Despite continued growth in government-funded home care and home support, the sector’s full-time equivalent direct care workforce has shrunk by 19 per cent since 2012, official figures show.
The latest aged care workforce census found the community care workforce overall has reduced by 13 per cent in the last four years.
This reduction in the direct care workforce, combined with the likely increase in future demand for care at home, “may cause concern,” the report’s authors said.
In 2012, 6.7 per cent of community care workers were employed on permanent a full-time contract, which has dropped to 5.7 per cent in 2016.
The report’s authors, who are researchers at the National Institute of Labour Studies at Flinders University, said the findings point to an increase in the proportion of workers employed for fewer hours.
Interviews with community aged care staff also identified concerns over the future sustainability of their organisations and the impact on their own employment.
In a positive finding, the report identified a significant shift away from the use of casual contracts in the community aged care sector, dropping from 27 per cent in 2012 to 14 per cent in 2016.
While casual employment has reduced, permanent part-time employment jumped 13 per cent, to 75 per cent of the workforce.

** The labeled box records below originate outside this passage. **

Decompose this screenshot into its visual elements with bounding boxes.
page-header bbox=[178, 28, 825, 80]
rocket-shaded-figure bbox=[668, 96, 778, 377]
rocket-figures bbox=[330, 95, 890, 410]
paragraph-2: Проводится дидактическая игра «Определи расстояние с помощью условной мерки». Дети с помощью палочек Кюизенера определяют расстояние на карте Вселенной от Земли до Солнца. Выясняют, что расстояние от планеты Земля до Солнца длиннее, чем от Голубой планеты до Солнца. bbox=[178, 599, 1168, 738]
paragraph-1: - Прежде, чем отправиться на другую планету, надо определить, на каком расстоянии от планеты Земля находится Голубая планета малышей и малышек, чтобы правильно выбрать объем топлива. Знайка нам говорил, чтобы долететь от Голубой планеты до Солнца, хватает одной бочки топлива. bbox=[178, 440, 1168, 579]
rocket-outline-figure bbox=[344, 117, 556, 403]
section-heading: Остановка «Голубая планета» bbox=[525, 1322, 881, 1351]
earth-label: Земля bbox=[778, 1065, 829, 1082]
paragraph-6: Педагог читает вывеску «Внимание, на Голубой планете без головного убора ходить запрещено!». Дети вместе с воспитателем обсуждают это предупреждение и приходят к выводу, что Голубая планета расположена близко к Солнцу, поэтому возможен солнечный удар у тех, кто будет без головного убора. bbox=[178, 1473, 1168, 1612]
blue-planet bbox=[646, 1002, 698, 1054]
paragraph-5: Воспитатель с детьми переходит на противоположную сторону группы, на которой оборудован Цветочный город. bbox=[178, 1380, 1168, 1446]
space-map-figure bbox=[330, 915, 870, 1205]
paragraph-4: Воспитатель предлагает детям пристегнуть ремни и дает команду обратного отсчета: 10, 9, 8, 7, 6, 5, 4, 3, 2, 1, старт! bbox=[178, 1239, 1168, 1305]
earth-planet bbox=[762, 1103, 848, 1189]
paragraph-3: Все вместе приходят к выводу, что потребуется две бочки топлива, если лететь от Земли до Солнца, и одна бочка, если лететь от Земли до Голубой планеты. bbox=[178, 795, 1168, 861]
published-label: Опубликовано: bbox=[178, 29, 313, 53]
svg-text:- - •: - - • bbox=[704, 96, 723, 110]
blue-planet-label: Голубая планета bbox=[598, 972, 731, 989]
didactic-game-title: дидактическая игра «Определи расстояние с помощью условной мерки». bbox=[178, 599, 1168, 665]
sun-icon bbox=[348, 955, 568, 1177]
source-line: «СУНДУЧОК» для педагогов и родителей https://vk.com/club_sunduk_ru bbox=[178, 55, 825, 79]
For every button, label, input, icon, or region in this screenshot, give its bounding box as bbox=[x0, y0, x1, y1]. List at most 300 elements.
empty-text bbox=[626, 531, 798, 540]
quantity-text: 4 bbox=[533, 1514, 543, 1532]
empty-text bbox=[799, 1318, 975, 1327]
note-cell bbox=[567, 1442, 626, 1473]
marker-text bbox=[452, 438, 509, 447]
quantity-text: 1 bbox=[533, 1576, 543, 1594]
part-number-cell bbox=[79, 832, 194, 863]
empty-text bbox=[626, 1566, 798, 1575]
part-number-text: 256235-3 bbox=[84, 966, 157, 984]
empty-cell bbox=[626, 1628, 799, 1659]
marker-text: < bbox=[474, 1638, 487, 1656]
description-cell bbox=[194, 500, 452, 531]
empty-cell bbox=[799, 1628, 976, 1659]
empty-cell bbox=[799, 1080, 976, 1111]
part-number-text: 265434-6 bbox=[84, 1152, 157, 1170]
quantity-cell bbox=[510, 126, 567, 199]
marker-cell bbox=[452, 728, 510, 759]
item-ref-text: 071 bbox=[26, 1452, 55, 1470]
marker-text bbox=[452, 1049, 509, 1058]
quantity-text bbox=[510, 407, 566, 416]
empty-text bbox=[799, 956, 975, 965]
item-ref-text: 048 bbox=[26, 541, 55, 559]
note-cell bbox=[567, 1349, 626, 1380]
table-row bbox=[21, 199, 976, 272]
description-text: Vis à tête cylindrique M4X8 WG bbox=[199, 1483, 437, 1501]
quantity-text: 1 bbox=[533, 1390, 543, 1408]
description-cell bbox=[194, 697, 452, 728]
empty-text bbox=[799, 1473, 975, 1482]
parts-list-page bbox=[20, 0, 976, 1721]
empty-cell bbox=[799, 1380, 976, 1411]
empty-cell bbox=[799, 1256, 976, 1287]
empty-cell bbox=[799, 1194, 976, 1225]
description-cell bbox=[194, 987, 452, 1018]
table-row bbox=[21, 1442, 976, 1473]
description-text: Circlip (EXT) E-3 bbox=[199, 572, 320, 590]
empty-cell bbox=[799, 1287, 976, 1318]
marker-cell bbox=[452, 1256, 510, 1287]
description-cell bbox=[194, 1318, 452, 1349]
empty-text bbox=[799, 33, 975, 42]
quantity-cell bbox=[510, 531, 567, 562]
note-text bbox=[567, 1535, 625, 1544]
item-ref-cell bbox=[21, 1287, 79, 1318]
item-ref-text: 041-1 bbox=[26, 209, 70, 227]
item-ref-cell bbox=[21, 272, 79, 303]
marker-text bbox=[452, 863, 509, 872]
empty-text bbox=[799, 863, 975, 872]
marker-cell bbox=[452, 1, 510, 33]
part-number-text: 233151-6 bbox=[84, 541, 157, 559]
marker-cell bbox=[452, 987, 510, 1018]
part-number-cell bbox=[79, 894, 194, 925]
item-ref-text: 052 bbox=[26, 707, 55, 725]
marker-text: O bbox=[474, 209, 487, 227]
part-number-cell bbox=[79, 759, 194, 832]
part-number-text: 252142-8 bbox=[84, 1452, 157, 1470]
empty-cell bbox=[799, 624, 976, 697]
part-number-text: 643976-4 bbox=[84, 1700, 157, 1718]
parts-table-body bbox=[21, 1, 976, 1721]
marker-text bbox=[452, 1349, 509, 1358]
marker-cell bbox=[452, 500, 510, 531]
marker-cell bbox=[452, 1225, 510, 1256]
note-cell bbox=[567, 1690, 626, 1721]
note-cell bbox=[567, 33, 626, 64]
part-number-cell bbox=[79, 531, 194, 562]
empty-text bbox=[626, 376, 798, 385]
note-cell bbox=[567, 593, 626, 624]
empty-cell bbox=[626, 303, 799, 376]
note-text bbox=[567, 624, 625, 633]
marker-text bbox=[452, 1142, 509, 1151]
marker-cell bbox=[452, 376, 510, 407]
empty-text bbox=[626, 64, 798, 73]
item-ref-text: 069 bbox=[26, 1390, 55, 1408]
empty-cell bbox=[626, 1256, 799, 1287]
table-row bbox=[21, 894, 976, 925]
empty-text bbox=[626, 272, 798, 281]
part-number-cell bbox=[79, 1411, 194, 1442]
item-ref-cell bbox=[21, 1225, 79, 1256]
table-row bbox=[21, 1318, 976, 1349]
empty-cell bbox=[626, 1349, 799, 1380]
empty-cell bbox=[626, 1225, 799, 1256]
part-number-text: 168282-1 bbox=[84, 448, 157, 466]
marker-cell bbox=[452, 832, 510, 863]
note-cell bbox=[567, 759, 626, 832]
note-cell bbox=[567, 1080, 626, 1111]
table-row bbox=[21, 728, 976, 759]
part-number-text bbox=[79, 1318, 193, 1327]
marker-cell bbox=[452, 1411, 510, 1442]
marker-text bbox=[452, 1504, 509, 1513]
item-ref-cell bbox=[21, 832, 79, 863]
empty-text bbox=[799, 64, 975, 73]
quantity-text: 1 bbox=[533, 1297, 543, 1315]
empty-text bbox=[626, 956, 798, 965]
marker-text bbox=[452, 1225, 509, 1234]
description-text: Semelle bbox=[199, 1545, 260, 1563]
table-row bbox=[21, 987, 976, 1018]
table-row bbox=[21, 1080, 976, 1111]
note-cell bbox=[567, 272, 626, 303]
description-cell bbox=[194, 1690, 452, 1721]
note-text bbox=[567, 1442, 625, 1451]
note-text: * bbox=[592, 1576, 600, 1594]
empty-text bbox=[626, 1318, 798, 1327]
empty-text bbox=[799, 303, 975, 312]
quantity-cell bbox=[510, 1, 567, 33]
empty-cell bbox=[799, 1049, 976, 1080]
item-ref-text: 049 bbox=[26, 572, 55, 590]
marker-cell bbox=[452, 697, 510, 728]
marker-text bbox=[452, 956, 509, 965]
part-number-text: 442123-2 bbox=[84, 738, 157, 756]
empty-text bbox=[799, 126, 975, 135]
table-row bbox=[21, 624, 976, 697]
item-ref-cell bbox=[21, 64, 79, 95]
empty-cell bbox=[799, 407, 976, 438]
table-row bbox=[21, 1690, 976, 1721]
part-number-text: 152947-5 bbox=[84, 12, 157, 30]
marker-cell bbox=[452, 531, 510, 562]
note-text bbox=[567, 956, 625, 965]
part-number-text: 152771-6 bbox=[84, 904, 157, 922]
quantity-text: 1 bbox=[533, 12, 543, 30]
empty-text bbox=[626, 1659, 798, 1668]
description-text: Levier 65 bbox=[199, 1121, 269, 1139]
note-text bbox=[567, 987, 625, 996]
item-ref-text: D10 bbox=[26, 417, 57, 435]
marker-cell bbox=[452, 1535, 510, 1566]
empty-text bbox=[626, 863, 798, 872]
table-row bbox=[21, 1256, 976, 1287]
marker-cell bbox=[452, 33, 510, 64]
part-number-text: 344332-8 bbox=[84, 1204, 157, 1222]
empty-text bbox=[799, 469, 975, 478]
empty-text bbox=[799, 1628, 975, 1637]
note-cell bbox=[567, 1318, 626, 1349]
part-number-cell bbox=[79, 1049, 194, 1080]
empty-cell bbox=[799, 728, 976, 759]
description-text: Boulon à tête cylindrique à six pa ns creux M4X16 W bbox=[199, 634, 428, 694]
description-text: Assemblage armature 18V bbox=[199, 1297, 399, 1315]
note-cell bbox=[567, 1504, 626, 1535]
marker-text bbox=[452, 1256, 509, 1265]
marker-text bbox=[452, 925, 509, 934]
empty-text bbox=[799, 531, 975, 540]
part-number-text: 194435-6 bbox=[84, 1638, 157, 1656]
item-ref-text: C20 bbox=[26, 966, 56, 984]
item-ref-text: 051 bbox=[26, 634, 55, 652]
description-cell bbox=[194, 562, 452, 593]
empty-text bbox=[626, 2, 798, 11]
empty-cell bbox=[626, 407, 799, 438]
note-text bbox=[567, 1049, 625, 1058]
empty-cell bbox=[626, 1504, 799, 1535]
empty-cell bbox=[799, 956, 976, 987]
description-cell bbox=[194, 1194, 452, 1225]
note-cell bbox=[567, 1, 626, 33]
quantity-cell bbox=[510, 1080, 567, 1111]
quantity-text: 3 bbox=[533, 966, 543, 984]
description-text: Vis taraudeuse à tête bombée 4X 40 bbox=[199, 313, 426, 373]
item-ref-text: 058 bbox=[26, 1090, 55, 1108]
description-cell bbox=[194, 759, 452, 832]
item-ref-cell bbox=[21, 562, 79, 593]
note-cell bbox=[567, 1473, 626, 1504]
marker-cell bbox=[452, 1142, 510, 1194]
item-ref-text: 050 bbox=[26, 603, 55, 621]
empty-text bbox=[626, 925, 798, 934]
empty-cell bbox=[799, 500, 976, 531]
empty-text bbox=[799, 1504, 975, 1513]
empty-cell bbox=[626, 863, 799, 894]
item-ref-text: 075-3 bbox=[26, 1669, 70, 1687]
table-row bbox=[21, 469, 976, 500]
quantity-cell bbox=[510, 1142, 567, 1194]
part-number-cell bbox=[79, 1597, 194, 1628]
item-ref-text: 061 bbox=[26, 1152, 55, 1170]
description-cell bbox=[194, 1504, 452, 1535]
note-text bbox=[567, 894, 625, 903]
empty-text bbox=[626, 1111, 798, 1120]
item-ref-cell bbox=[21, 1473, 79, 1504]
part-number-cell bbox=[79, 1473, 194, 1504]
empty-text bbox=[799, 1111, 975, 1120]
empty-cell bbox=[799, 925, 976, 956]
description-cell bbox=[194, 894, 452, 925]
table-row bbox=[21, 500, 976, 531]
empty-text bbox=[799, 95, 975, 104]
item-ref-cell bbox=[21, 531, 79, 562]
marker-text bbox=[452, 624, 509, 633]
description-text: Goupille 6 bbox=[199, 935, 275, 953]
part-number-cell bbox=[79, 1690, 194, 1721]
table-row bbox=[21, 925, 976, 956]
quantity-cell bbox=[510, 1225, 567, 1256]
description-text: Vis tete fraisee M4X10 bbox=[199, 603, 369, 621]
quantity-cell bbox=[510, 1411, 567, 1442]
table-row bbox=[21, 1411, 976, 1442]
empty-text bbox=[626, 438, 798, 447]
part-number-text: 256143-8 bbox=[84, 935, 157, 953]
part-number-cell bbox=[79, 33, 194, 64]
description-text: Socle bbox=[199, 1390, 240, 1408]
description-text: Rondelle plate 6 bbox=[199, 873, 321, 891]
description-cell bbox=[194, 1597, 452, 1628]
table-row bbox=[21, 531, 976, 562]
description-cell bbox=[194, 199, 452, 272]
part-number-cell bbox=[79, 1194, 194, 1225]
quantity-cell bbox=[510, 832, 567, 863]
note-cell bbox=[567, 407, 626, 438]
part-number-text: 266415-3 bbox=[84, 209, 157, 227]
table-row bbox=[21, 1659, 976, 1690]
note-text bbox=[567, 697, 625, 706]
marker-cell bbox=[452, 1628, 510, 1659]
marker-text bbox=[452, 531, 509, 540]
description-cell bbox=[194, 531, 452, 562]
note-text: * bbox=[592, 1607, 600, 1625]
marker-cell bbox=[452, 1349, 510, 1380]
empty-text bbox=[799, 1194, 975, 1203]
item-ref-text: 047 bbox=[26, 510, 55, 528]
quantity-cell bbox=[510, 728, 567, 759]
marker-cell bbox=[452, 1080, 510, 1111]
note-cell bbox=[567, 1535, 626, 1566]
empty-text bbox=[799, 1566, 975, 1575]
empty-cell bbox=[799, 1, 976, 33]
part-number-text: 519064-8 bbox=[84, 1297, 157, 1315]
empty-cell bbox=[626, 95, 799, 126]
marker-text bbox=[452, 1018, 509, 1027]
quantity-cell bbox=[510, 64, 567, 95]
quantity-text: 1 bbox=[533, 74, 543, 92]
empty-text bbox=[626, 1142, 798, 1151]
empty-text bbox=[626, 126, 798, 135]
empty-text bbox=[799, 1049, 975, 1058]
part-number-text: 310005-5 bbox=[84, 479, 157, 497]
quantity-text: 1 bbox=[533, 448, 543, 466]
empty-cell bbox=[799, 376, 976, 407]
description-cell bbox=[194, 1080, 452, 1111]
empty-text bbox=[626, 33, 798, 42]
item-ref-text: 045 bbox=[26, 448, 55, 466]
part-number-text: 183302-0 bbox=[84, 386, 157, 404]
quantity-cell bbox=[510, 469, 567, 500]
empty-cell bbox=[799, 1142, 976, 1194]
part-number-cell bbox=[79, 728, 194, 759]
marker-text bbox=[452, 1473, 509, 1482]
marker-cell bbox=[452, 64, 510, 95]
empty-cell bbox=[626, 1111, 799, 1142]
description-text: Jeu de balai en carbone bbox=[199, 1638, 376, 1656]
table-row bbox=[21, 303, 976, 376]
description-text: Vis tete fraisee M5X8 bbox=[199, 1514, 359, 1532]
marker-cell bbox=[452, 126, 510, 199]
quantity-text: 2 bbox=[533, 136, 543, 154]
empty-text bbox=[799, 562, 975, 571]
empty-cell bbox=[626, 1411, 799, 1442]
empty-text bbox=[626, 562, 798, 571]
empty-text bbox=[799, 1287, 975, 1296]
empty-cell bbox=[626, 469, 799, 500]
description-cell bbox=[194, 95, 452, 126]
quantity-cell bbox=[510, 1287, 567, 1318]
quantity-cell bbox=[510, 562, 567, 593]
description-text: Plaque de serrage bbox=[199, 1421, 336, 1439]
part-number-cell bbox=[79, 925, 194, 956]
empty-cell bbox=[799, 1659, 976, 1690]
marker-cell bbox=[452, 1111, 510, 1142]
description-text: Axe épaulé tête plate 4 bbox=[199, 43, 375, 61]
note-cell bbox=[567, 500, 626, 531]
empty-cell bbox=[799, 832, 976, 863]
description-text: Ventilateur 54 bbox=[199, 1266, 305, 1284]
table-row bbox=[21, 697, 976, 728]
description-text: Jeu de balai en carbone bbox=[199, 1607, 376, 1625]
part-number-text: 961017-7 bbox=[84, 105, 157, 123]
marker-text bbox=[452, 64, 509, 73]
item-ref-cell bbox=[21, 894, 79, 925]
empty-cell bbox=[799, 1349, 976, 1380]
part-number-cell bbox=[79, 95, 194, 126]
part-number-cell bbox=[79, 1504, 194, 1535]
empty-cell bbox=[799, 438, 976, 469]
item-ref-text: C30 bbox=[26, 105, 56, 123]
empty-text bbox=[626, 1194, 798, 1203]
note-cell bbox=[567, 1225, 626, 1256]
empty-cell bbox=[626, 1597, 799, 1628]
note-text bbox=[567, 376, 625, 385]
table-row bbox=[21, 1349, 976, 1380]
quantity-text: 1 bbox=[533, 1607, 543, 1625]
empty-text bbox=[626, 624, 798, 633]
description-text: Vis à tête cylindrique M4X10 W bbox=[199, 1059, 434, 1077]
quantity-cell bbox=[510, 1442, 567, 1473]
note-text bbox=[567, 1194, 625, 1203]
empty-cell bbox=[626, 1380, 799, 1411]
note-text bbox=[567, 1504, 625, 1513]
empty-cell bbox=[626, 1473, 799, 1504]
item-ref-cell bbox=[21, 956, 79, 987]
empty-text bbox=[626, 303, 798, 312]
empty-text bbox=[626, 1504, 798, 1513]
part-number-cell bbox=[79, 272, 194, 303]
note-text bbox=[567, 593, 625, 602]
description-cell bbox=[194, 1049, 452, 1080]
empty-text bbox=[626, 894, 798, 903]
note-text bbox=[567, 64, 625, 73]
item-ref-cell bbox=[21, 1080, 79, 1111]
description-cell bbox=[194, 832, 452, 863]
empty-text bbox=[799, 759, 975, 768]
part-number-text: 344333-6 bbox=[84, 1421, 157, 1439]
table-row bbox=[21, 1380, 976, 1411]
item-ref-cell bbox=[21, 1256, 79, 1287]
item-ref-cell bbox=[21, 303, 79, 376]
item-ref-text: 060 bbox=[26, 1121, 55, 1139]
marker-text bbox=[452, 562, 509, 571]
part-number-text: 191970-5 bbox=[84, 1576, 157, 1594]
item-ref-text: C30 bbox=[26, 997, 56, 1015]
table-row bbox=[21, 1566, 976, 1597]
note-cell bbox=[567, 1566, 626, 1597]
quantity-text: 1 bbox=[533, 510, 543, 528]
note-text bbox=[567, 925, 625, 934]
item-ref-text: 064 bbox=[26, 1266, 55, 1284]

The decline in casual arrangements in the sector suggests fears of an increase in casualisation as a result of consumer-directed care policy have so far not materialised.
The work schedules of the direct care workforce have also remained largely unchanged, with the majority of workers employed on regular daytime shifts. However, the results show a small increase in shift changes at short notice.
Around 14 per cent of community care workers reported an irregular work schedule.
Highlighting underemployment in the sector, 40 per cent of home care and home support staff said they would prefer to work more hours and 16 per cent held multiple jobs, according to the report, which is commissioned by the Department of Health.
Paid travel time
Significantly, the report found that 70 per cent of all outlets paid for their staff’s travel time and 48 per cent paid a petrol/depreciation allowance for work-related transport costs.
This was the first time that the report collected data on the allowances paid to home care and home support workers, such as travel time between care appointments, which is currently not included in the modern award for the sector.
Community care workers more satisfied
Compared to residential workers, community aged care workers reported greater job satisfaction and less stress and pressure than their residential care counterparts.
While the sector’s Aged Care Roadmap proposes moving to a single aged care system where the silos between home and residential care dissolve, the report showed providers are becoming increasingly specialised within their sectors.
For example, the share of home care and home support outlets also providing residential aged care services has fallen from 20 per cent to 13 per cent in 2016.
However, the impact of the February 2017 reforms in home care where residential aged care providers can opt in to provide home care is yet to be seen.